Due diligence was originally a judicial construct that provided a defense for underwriters who were jointly and severally liable for fraud perpetrated by the companies they brought to market. If the underwriter could not have discovered the fraud after a diligent investigation of the issuer, then the courts reasoned that there was not much more that the underwriter could do.
The due diligence investigation fell to the lead underwriter who was well paid for its efforts and upon whom other members of the selling group could rely. The underwriter’s due diligence investigators would consult with the issuer’s attorneys and accountants, pour over legal documents, ledgers and spreadsheets and visit factories, properties and sales offices. A good due diligence investigation included a look at the company’s customers, suppliers and competition, as well.

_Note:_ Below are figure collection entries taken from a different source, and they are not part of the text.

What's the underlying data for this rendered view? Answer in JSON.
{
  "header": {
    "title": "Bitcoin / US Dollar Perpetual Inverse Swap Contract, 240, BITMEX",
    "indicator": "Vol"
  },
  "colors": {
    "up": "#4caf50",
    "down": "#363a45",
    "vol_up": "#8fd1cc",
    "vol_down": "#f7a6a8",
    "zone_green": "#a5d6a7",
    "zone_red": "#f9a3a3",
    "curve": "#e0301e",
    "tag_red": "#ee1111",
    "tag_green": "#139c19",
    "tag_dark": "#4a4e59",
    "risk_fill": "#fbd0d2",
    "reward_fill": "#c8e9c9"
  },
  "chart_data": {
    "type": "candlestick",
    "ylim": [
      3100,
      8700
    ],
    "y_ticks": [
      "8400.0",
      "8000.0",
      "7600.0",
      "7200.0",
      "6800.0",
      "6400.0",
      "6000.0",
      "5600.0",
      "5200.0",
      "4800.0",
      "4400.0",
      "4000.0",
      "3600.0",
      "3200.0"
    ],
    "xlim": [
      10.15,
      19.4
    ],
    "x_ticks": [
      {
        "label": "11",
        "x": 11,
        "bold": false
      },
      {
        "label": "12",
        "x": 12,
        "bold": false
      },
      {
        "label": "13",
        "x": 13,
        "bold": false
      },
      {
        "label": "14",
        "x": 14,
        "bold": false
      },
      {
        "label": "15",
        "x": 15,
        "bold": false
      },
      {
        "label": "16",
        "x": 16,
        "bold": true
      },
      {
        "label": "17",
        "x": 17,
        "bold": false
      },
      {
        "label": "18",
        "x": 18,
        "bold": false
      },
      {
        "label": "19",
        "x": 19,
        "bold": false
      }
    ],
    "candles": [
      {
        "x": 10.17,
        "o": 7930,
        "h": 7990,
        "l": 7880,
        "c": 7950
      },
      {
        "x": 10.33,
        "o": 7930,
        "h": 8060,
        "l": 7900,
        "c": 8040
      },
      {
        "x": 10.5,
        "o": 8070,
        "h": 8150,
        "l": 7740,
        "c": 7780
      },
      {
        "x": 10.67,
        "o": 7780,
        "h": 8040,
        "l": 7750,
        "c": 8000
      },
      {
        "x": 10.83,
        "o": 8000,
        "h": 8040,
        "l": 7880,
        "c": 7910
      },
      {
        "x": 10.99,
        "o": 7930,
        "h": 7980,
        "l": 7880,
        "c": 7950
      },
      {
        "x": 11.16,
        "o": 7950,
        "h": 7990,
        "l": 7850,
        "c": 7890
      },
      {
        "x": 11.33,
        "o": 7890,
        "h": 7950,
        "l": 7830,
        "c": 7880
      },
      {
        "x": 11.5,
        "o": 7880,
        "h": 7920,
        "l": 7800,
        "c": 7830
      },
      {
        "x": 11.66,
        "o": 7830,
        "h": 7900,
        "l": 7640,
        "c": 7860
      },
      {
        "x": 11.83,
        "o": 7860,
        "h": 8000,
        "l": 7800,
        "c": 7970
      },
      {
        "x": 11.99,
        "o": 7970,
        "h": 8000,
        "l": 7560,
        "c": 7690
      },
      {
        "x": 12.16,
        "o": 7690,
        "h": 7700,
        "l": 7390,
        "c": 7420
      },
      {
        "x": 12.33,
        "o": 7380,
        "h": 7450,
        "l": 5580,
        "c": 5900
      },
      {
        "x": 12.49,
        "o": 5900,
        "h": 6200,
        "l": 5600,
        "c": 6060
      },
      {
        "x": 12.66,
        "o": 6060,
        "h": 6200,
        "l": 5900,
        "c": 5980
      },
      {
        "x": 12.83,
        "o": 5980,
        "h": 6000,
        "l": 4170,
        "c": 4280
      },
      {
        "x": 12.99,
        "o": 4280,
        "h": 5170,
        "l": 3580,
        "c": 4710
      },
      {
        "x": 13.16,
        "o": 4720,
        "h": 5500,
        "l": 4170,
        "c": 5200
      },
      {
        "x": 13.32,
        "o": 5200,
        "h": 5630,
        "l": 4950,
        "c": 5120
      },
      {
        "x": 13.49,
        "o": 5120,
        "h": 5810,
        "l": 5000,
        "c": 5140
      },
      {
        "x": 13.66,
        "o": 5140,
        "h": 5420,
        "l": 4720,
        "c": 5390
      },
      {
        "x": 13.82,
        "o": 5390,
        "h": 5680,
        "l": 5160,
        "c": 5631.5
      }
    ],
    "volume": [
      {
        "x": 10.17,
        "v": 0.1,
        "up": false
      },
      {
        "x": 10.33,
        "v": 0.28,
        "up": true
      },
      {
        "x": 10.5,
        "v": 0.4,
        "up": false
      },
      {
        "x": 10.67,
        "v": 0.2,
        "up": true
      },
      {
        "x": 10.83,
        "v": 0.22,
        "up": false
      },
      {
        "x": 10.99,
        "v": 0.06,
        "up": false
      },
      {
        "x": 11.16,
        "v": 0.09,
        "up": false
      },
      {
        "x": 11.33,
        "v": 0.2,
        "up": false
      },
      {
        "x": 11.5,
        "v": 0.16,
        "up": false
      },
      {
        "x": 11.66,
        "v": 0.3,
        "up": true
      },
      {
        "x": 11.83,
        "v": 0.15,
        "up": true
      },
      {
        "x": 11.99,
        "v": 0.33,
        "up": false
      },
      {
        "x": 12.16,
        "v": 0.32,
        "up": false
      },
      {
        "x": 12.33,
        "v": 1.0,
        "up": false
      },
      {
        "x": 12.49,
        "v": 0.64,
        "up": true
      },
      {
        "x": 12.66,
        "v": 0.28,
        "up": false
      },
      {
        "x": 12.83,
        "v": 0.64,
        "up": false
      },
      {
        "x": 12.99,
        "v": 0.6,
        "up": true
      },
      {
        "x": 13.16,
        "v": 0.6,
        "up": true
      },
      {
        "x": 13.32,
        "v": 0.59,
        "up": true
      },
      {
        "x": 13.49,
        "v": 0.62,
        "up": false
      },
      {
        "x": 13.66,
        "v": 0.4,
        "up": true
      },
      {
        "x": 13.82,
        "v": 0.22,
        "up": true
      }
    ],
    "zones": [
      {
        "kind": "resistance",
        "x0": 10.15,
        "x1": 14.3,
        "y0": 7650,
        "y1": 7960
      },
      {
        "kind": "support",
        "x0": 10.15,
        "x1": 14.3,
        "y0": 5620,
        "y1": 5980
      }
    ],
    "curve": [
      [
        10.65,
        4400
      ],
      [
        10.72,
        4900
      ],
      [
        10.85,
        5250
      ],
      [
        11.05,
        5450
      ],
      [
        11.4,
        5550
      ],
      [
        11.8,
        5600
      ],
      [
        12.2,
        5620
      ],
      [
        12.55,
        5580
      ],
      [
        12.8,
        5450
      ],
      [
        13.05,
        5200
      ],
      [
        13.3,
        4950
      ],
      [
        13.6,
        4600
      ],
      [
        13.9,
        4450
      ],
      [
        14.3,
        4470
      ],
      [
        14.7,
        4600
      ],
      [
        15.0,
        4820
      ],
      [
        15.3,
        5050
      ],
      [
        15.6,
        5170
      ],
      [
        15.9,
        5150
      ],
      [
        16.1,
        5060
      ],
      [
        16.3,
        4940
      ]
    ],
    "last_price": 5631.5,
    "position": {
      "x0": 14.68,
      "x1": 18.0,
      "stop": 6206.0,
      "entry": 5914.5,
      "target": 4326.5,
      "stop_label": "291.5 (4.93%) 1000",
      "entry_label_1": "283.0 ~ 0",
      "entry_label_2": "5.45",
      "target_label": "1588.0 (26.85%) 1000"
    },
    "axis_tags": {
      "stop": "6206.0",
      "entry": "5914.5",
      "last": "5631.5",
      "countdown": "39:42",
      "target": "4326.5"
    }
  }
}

Due diligence has been a staple for underwriters for more than 40 years. The SEC has acknowledged the process in its new crowdfunding rules. Every legitimate brokerage firm underwriting new issues of securities employs some kind of acceptable due diligence process with one glaring exception: firms that underwrite Reg. D offerings sold to retail accredited investors. .
FINRA has codified the requirement of a diligent investigation by member firms selling private placements under Reg. D. The FINRA standard is specific; the member firm should verify the facts that are being given to investors. In a great many cases, a diligent investigation just does not happen.
When Reg. D was enacted, in the early 1980s, the vast majority of private placements were purchased by large institutional investors. These firms had the ability to review and analyze the offerings by themselves. Institutional purchasers would send their own lawyers and accountants to the issuing company before they sent their money.
Reg. D allowed wealthy individuals to invest in private placements as well. The rule set the threshold for “wealthy” investors at above a $1 million net worth. Wealthy individuals, it was reasoned could afford to sustain the losses if they occurred. Reg. D calls these wealthy individuals accredited investors. At the time there were fewer than 1 million millionaires in the US. Today there are 10s of millions.
A due diligence investigation of a company seeking to raise capital from investors is not difficult. My partner and I conduct due diligence investigations for VC funds, angel investors, family offices and broker/dealers. Individual investors, unless they are making a large investment, rarely call us.
The SEC estimates that $800 billion dollars worth of private placements are now sold every year, a very significant the vast majority of the funds coming from individual accredited investors. Experience has shown that some brokerage firms, including those that sell billions of dollars of private placements to individual accredited investors, do not diligently investigate the offerings that they sell. Hundreds of billions of dollars in investor losses are directly attributable to that fact.
After the credit market crash in 2008, many companies that had used Reg. D to raise billions of dollars were shown have been frauds. More than a few were Ponzi schemes. The latter, in many cases, were facades that had no business, just a good story about how investors were going to get paid high returns.
In some cases, more than 100 FINRA broker/dealers signed on to raise money for these Ponzi schemes. If they had done any investigation of these companies, they would have seen that the represented business did not exist. Selling a Ponzi scheme is usually a prima facie example of a firm that did not conduct a diligent investigation and probably conducted no investigation at all.
FINRA, the SEC and the state regulators did not impose significant penalties against firms that sold Ponzi schemes to investors. Civil recoveries by investors against the brokerage firms that sold the Ponzi schemes have been negligible. There is nothing in the market to incentivize a brokerage firm to conduct a real due diligence investigation; nor anything detrimental if they fail to do so.
The Dodd-Frank Act requires the SEC to re-consider the threshold for accredited investors every four years. If the SEC raised the threshold for net worth to $5 million, it would simply be an adjustment for inflation during the 30 plus years since the $1 million figure was set. It would also reduce the number of potential investors and the amount of capital that is available to this market.
The SEC seems intent upon expanding the amount of capital available to this market rather than contracting it. The Commission has already approved a change to Reg. D that makes it easier for firms to solicit potential Reg. D investors. No new protections for individual accredited investors seem to be forthcoming.
Many real estate and energy companies are serial issuers; they fund project after project using Reg. D. You can spot these professional sponsors at meetings and conferences where they wine and dine brokerage firm executives to get their offerings noticed and sold.
Brokerage firms will continue to give lip service to due diligence investigations but not perform them diligently. Ponzi schemes and other fraudulent offerings will continue to be sold to investors under Reg. D. Individual accredited investors will continue to bear the brunt of the losses.
Some things about the future of markets are easier to predict than others.